Broadchurch es una mini-serie de televisión que comienza con el hallazgo de un joven muerto. En una escena, la detective que lleva el caso desecha el testimonio de una testigo clave porque descubre que, años atrás, su marido había abusado sexualmente de una de sus hijas y en el juicio había declarado desconocer lo ocurrido.
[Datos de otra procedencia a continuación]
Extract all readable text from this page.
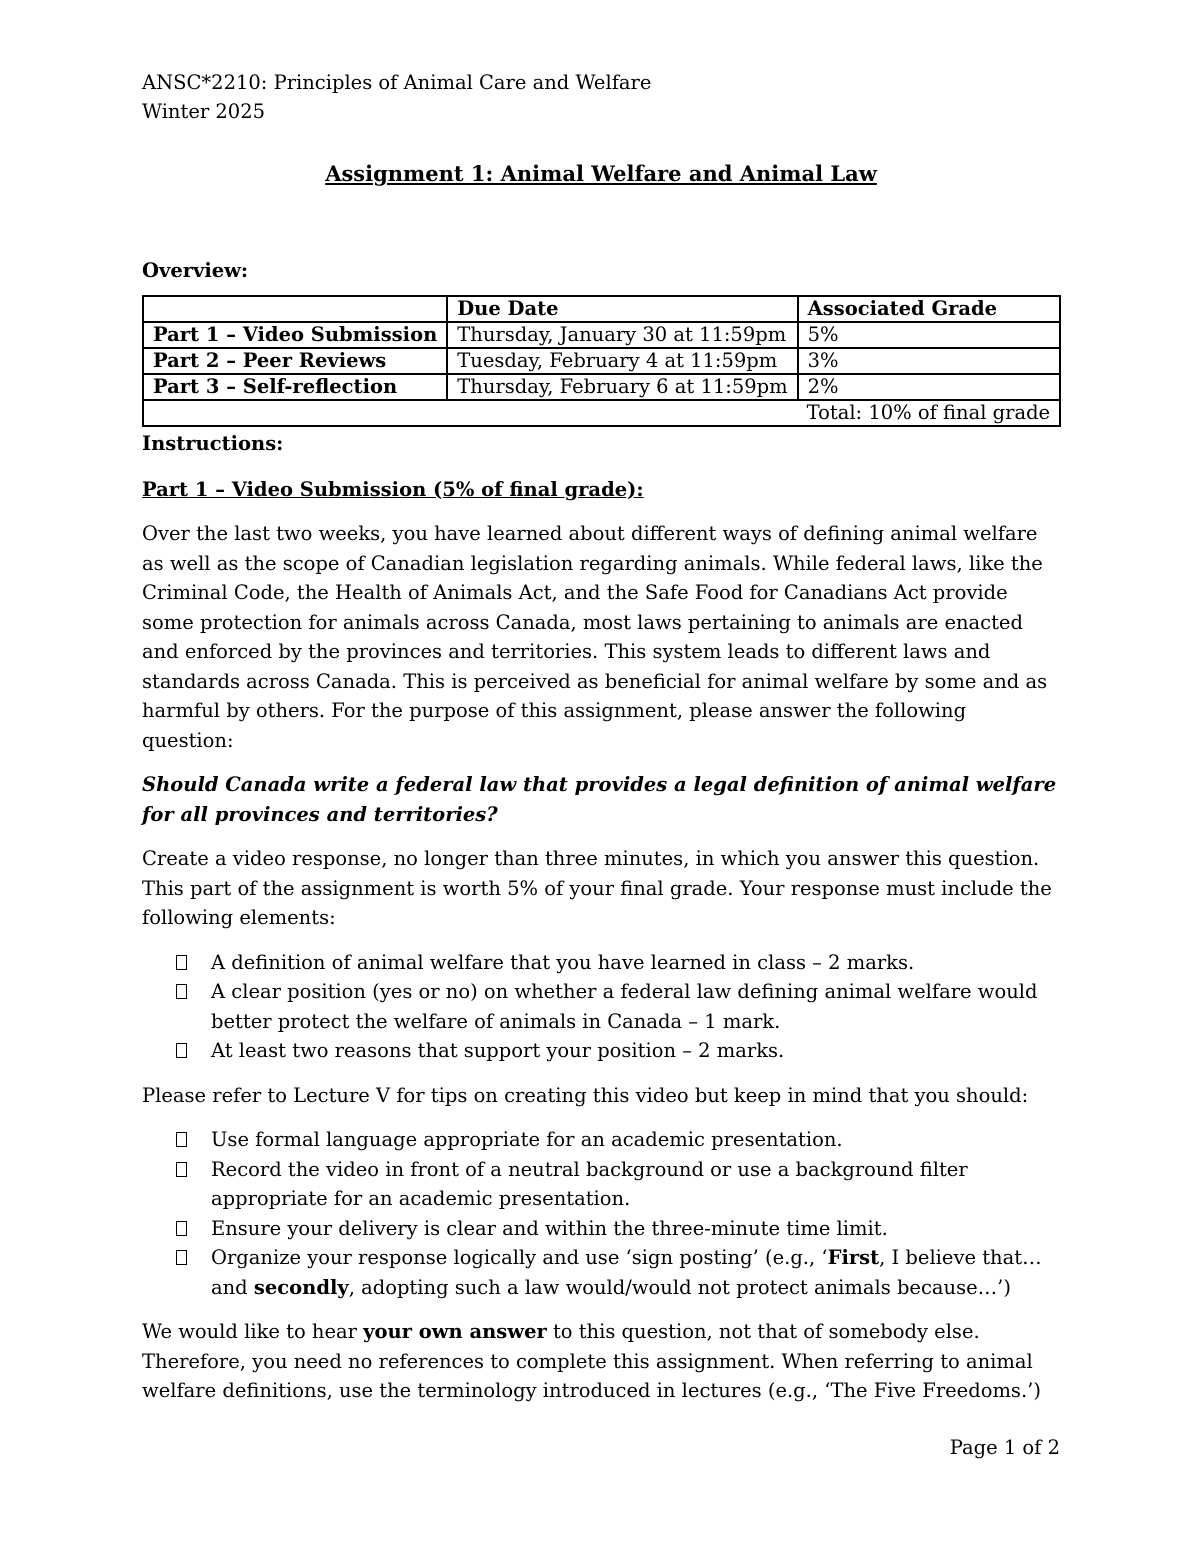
ANSC*2210: Principles of Animal Care and Welfare
Winter 2025
Assignment 1: Animal Welfare and Animal Law
Overview:
	Due Date	Associated Grade
Part 1 – Video Submission	Thursday, January 30 at 11:59pm	5%
Part 2 – Peer Reviews	Tuesday, February 4 at 11:59pm	3%
Part 3 – Self-reflection	Thursday, February 6 at 11:59pm	2%
		Total: 10% of final grade
Instructions:
Part 1 – Video Submission (5% of final grade):

Over the last two weeks, you have learned about different ways of defining animal welfare as well as the scope of Canadian legislation regarding animals. While federal laws, like the Criminal Code, the Health of Animals Act, and the Safe Food for Canadians Act provide some protection for animals across Canada, most laws pertaining to animals are enacted and enforced by the provinces and territories. This system leads to different laws and standards across Canada. This is perceived as beneficial for animal welfare by some and as harmful by others. For the purpose of this assignment, please answer the following question:

Should Canada write a federal law that provides a legal definition of animal welfare for all provinces and territories?

Create a video response, no longer than three minutes, in which you answer this question. This part of the assignment is worth 5% of your final grade. Your response must include the following elements:

A definition of animal welfare that you have learned in class – 2 marks.
A clear position (yes or no) on whether a federal law defining animal welfare would better protect the welfare of animals in Canada – 1 mark.
At least two reasons that support your position – 2 marks.

Please refer to Lecture V for tips on creating this video but keep in mind that you should:

Use formal language appropriate for an academic presentation.
Record the video in front of a neutral background or use a background filter appropriate for an academic presentation.
Ensure your delivery is clear and within the three-minute time limit.
Organize your response logically and use ‘sign posting’ (e.g., ‘First, I believe that…and secondly, adopting such a law would/would not protect animals because…’)

We would like to hear your own answer to this question, not that of somebody else. Therefore, you need no references to complete this assignment. When referring to animal welfare definitions, use the terminology introduced in lectures (e.g., ‘The Five Freedoms.’)

Page 1 of 2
Aunque no fue condenada, perdió la custodia de la menor que le quedaba. Motivo por el que la agente no la consideró apta para testificar, ya que no se creía que ignorara lo que sucedía en su propia casa. La sorpresa viene al final, cuando se descubre que el marido de la detective es el asesino del joven, con el que además mantenía una relación secreta, asunto del que ella tampoco se había enterado.

Historias como ésta nos pueden confundir si las extrapolamos a las muy publicitadas actividades supuestamente ilícitas perpetradas en importantes instituciones: los ERE andaluces, el caso Bárcenas, las visas black, los religiosos pederastas, el caso Palau o el de la familia Pujol. Repetidamente, observamos que todas las personas, relevantes y próximas a los hechos, insisten en que “no sabían nada”. Insistencia que puede dar pábulo a nuestra credulidad, especialmente, si recordamos casos de hijos que ocultan a sus padres el consumo de estupefacientes o cónyuges que esconden su infidelidad. Sin embargo, aceptar como la explicación más plausible —para los presuntos delitos vinculados a esas entidades— que acontecen porque “nadie se entera de lo que sucede” sería un error. Veamos por qué.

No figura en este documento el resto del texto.